To This Cedar Fountain is a dialogue between two BC legends, each a distinct voice for her own generation but both indisputably coastal souls. The first edition of this book was nominated for a Dorothy Livesay Poetry Prize.
About the author
Kate Braid worked as a receptionist, secretary, teacher’s aide, lumber piler, construction labourer, apprentice and journey-carpenter before finally “settling down”? as a teacher. She has taught construction and creative writing, the latter in workshops and also at SFU, UBC and for ten years at Vancouver Island University (previously Malaspina University-College). She is the author of A Well-Mannered Storm: The Glenn Gould Poems, Covering Rough Ground, To This Cedar Fountain and Inward to the Bones: Georgia O’Keeffe’s Journey with Emily Carr. In 2005 she co-edited, with Sandy Shreve, In Fine Form: The Canadian Book of Form Poetry.

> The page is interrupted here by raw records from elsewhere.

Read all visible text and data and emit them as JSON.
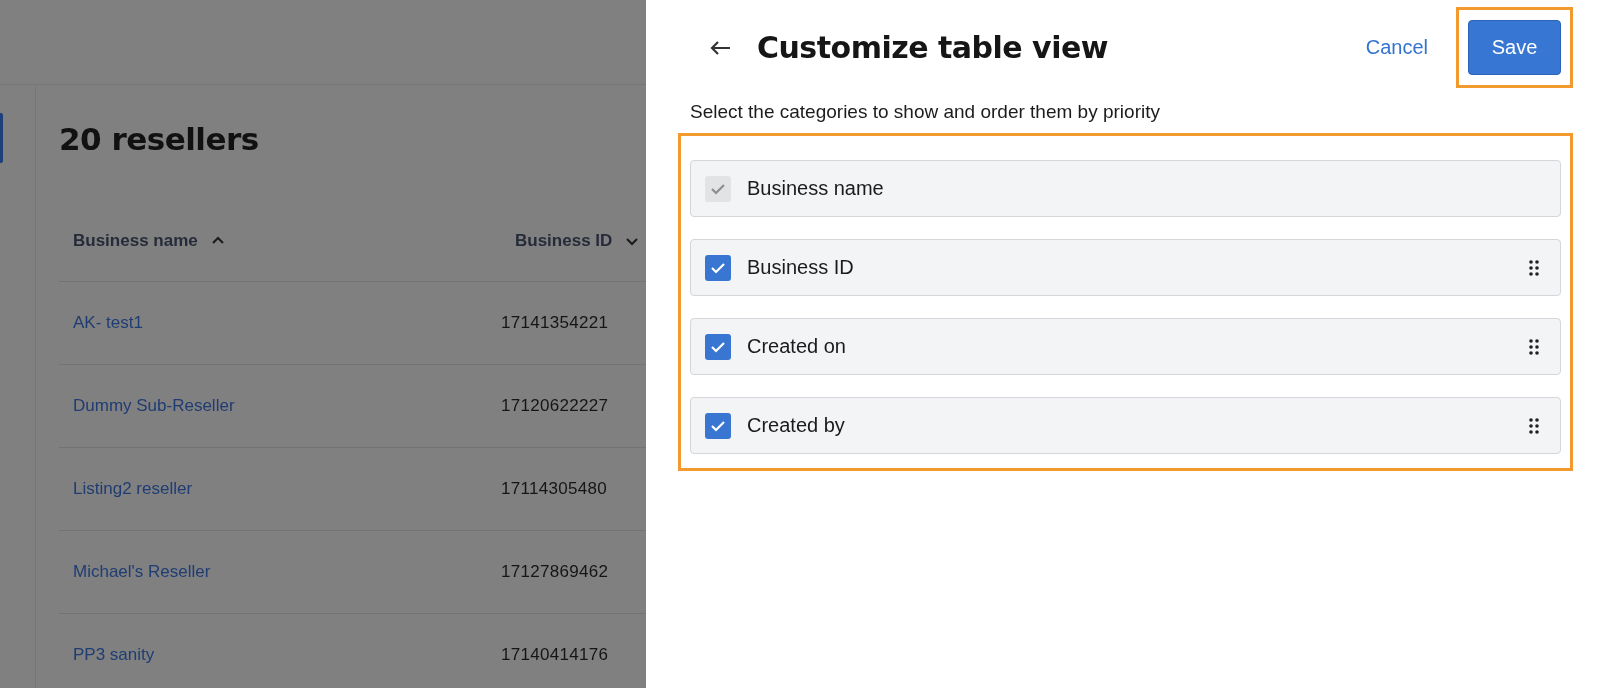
{
  "page": {
    "heading": "20 resellers",
    "columns": [
      {
        "label": "Business name",
        "sort_ascending": true
      },
      {
        "label": "Business ID",
        "sort_ascending": false
      }
    ],
    "rows": [
      {
        "name": "AK- test1",
        "id": "17141354221"
      },
      {
        "name": "Dummy Sub-Reseller",
        "id": "17120622227"
      },
      {
        "name": "Listing2 reseller",
        "id": "17114305480"
      },
      {
        "name": "Michael's Reseller",
        "id": "17127869462"
      },
      {
        "name": "PP3 sanity",
        "id": "17140414176"
      }
    ]
  },
  "panel": {
    "title": "Customize table view",
    "cancel": "Cancel",
    "save": "Save",
    "save_highlighted": true,
    "instructions": "Select the categories to show and order them by priority",
    "list_highlighted": true,
    "categories": [
      {
        "label": "Business name",
        "checked": true,
        "disabled": true,
        "draggable": false
      },
      {
        "label": "Business ID",
        "checked": true,
        "disabled": false,
        "draggable": true
      },
      {
        "label": "Created on",
        "checked": true,
        "disabled": false,
        "draggable": true
      },
      {
        "label": "Created by",
        "checked": true,
        "disabled": false,
        "draggable": true
      }
    ]
  }
}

Braid’s second book of poems about her carpentry experiences, Turning Left to the Ladies, was published by Palimpsest Press. She lives in Burnaby, BC, with her partner.
Editorial Reviews
Kate Braid has been powerfully attracted to Emily Carr—as a woman of great courage and perseverance, as a passionate painter and a memorable writer. And without doubt Emily Carr—who never could abide sycophantic flattery—would have recognized a sympathetic spirit in the strength, unadorned directness and clarity of these poems which she inspired Kate to write. In coupling quotations from Carr’s Journals with her own vibrant poetry, Braid has created a wonderful book.